5. Using networks - in the Gulf region there is a concept known as "wasta". This is where people use their connections in order to get things done. For example, if a person needs a visa to Sweden but have left it too late, they can see if people within their network system have "wasta" in the embassy. If they do, they will ask them to help get them the visa. In order to succeed in the region it is important to use wasta and to also reciprocate favours done for you.

6. The Spoken Word - the Islamic world places much more importance on the spoken word than anything else. This goes back to the beginnings of Islam where the Quran was a revelation disseminated through speech. The first adherents of Islam accepted the religion through trust in the Prophet Muhammad and his word. Again this goes back to the whole idea of honour and shame, i.e. if a person was to lie this would bring shame upon them. Therefore it is critical that one keeps to their word. Broken promises will lead to broken relationships.

7. Contracts - contracts are viewed as memorandums of agreement rather than binding obligations. One can still have contracts signed but never see them as water tight. If in a business relationship both sides started to communicate through a contract it is a sure sign that the relationship has broken down. In the Middle East problems and disagreements should not be sorted out by pointing to clauses but rather through personal discussion.
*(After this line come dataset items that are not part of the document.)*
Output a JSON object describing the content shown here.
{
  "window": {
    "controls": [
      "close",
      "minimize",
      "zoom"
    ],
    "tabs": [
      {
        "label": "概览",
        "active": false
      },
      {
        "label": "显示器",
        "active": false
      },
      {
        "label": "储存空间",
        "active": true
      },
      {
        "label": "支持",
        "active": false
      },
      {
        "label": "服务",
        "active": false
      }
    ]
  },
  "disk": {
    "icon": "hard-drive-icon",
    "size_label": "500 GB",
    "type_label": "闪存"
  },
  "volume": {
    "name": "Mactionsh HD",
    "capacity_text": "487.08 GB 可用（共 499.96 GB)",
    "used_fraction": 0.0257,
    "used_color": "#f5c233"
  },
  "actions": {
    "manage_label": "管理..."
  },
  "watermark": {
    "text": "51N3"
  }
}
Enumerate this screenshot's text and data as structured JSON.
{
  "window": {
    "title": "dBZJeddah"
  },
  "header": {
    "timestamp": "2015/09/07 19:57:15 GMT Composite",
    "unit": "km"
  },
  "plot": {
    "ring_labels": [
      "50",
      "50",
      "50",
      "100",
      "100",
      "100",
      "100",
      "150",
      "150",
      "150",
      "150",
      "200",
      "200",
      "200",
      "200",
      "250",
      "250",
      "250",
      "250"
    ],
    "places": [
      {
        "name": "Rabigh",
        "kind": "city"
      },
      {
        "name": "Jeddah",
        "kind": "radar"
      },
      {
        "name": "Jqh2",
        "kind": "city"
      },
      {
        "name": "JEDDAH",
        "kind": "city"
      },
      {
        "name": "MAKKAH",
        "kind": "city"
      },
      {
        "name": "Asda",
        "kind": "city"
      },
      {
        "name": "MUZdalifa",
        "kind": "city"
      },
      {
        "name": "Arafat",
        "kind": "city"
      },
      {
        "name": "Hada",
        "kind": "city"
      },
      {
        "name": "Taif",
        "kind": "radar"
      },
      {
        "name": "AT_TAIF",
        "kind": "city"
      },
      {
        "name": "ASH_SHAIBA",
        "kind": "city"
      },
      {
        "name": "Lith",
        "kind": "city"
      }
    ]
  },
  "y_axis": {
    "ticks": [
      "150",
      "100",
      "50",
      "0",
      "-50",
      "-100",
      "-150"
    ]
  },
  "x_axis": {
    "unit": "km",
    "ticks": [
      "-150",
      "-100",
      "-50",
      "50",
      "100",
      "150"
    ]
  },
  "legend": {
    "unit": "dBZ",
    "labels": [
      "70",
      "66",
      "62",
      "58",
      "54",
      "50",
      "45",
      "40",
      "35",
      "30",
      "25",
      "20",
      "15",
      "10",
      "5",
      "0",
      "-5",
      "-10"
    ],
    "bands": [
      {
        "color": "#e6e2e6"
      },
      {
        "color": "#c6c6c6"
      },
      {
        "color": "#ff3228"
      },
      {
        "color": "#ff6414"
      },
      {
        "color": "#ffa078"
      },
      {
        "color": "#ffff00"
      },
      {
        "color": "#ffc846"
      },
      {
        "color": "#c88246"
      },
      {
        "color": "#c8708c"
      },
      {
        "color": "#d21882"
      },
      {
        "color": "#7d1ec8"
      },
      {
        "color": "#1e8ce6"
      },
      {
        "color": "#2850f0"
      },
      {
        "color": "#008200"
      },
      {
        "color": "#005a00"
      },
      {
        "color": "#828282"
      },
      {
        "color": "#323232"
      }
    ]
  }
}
8. Continuity - once a relationship has been built it is important to maintain continuity. If there is to be a personnel change in the region it is critical that the person leaving the region introduce the new face. This allows the local contacts a sense of continuity and importantly the reassurance that their new contact is someone they can trust and rely on.

9. Evolution - the Middle East is steeped in religion, culture and a pattern of thought. It is important to always remember that things change slowly there.

Conclusion

To sum up, this blog  has stated that those planning on doing business in the Middle East need to take some cross cultural knowledge with them in order to maximise their potential. One area of Middle Eastern culture that sharply differs from the European or North American mentality is the role personal relationships play in getting business done. The Middle East is a relationship driven culture and this means that if the right amount of time and energy is not invested in building and maintaining relationships then the chances of success are limited.